Viviamo sulle montagne russe: c’è il momento in cui si tocca il cielo con un dito e quello in cui si sprofonda dentro uno squarcio della terra… ma è tutto troppo veloce. Alle volte però occorre scendere dall’ottovolante, aspettare che passi il vomito e guardare da un’altra prospettiva.

Nel libro parli del “disincanto”. Cosa intendi?
L’oblio. La dimenticanza di cui parlava Pamela Travers in Mary Poppins. Tutti nasciamo come esseri magici…però, poi, crescendo, ce ne scordiamo.

Lungi dal voler essere misoneisti, ritieni, tuttavia che la tecnologia, oggi, per i bambini e gli adolescenti possa creare più danni che benefici? La creatività certamente ne risente in negativo…
Tutta la tecnologia che al posto nostro si occupa di usare l’immaginazione, per me è deleteria. Se, invece, giocando a un videogioco, dopo un po’ sento l’impellenza di andare a brigare in garage o in cantina, usando materiali diversi e con quelli costruire l’immaginario dentro al quale diventare protagonista e attore… allora ben venga!
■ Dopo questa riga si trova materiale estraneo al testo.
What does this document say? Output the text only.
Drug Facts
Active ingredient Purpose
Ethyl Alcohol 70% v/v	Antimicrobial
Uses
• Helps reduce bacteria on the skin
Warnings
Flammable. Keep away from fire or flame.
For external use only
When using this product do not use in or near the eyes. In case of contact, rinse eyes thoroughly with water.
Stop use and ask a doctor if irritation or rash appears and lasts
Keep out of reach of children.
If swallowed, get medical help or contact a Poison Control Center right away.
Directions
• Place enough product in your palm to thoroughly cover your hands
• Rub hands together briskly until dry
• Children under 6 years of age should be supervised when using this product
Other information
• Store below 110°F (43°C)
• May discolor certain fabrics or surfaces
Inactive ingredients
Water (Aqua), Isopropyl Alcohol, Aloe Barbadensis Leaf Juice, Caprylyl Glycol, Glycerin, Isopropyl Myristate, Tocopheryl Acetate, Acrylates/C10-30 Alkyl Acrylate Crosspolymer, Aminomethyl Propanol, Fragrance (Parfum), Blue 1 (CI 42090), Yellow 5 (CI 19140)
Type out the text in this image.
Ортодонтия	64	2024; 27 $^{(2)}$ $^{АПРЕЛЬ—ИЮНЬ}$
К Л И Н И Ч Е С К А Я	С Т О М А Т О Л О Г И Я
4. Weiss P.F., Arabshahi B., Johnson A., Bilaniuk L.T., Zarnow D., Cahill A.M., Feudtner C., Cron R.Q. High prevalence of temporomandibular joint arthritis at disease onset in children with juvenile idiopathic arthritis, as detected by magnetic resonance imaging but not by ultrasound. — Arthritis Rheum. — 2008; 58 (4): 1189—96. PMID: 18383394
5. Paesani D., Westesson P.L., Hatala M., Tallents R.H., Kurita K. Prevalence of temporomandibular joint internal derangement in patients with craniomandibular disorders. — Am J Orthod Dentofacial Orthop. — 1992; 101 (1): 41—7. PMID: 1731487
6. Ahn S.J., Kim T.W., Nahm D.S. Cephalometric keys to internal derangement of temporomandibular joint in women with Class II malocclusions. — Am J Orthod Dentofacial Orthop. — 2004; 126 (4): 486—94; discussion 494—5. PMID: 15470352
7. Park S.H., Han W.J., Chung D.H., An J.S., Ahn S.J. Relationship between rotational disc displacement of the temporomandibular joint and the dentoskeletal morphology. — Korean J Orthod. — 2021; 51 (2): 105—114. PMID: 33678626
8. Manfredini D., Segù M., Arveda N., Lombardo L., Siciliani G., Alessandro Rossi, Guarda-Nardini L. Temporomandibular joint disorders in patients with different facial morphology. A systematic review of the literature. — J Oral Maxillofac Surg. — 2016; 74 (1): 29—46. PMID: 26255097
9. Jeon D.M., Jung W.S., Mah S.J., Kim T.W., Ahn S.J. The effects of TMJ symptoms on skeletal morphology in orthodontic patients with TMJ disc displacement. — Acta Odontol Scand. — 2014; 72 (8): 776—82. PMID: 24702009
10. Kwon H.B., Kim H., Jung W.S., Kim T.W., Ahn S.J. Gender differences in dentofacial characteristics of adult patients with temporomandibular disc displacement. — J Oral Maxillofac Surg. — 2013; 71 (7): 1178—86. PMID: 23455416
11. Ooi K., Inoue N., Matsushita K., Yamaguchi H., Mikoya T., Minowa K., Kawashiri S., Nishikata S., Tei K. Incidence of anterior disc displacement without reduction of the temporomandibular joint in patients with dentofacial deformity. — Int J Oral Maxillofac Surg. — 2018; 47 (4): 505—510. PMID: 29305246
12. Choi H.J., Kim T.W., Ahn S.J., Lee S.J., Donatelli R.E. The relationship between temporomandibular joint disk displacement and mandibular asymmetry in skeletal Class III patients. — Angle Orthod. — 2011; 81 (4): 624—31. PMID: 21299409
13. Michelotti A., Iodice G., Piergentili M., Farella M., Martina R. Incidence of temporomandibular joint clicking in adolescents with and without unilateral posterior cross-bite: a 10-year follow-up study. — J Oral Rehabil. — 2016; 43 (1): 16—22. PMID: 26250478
La poetessa Mariangela Gualtieri scrive: “Non facciamo che udire parole funebri. L’assillo quotidiano sull’orrore del mondo e dell’uomo suona alle mie orecchie come solfa del malaugurio. Ringrazio chiunque mi porti una parola luminosa”.
Sono certa che ai bambini, agli adolescenti, anche agli adulti, tu riesca in questo intento, in questa necessità – penso – oggi più che mai universale….
Credo anche io, fortemente, alle parole di Mariangela Gualtieri. Ma il rapporto con i bambini, i ragazzi e gli adulti è fluido: lo scambio, se si è predisposti all’accoglienza, è vicendevole.